Teaching neural networks to read code like a senior dev skimming a PR
An official TensorFlow implementation of the POPL'2019 paper that learns to predict method names from Java source by treating AST paths as first-class citizens.

What it does
code2vec trains a neural network to predict Java method names by learning from the structural paths between tokens in abstract syntax trees. Feed it ~14 million preprocessed Java methods and it distills syntactic patterns into distributed vector representations — essentially turning code structure into something a model can embed and compare.
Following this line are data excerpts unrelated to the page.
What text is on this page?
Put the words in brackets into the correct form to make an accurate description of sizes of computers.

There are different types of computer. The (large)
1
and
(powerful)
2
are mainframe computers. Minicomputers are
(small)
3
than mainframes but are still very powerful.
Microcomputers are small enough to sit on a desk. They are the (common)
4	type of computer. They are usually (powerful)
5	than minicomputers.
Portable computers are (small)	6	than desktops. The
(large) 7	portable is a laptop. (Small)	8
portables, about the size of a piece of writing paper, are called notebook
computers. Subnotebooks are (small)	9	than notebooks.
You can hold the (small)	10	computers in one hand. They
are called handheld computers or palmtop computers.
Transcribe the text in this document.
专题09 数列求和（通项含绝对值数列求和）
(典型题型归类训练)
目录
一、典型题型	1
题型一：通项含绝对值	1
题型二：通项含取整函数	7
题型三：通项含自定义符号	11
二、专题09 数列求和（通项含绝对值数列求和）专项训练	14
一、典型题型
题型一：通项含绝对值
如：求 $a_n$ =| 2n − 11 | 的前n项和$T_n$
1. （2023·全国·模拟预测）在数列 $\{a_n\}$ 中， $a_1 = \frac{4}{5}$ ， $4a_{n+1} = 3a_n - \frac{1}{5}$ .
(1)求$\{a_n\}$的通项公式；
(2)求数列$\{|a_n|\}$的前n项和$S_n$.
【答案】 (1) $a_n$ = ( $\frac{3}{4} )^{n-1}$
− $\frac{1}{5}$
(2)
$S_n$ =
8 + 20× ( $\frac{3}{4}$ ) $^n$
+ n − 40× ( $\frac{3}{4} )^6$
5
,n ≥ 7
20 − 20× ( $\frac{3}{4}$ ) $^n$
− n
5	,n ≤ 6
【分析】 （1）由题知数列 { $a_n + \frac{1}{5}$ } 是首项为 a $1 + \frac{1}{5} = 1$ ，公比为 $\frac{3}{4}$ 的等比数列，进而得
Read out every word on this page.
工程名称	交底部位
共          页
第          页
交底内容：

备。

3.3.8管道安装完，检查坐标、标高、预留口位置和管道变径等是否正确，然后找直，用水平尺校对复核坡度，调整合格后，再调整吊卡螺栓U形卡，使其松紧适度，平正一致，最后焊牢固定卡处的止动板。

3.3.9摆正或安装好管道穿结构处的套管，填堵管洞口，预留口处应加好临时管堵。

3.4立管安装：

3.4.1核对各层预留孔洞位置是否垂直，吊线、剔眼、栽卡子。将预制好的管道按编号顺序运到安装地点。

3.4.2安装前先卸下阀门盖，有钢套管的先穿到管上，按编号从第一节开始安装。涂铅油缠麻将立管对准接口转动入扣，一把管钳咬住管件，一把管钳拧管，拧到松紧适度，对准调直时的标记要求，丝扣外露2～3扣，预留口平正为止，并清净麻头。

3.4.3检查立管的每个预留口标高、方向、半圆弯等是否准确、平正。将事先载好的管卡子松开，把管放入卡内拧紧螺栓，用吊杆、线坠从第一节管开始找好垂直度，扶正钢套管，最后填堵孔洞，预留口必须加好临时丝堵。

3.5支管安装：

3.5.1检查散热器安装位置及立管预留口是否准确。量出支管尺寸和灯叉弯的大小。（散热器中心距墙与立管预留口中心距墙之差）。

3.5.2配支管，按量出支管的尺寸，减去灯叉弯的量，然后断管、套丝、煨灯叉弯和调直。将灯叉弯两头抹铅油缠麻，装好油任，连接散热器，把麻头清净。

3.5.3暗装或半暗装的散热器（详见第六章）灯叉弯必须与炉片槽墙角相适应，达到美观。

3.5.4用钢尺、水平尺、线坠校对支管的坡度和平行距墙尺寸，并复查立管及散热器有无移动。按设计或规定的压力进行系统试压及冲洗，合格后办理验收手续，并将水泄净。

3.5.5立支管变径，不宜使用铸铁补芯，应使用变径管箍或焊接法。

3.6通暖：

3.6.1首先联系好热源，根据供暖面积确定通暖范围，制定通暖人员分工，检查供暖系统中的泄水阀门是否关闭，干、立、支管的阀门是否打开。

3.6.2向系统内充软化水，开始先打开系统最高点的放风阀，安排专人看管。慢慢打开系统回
The repo ships with two implementations (pure TensorFlow and tf.keras), pre-trained models, and a 32GB preprocessed dataset so you can skip the data wrangling and start experimenting.
The interesting bit
Instead of treating code as flat text, the model samples paths between terminal nodes in an AST and learns which structural routes matter most for naming a method. It’s word2vec’s “king - man + woman” logic applied to program graphs rather than sentences.
Key highlights
- Official POPL'2019 implementation with both TensorFlow and Keras model variants
- Pre-trained on 14M Java methods; downloadable models in “released” (1.4GB, inference-only) and trainable (3.5GB) flavors
- Network is language-agnostic — extendable beyond Java by swapping the AST parser
- Online demo at code2vec.org for quick manual testing
- Active research lineage: authors later published code2seq (ICLR'2019), structural code generation, and adversarial attacks on code models
Caveats
- Requires TensorFlow 2.0.0 and CUDA 10.0 specifically; newer stacks need careful version pinning
- Training demands real GPU horsepower: ~50 min/epoch on V100, ~4 hours on K80
- Manual early stopping: you kill the process when validation F1 plateaus, then pick your best checkpoint
Verdict Worth grabbing if you’re doing research on code representation or need a solid baseline for method-name prediction. Skip it if you want out-of-the-box support for languages beyond Java without writing your own preprocessor, or if you’re allergic to legacy CUDA toolchains.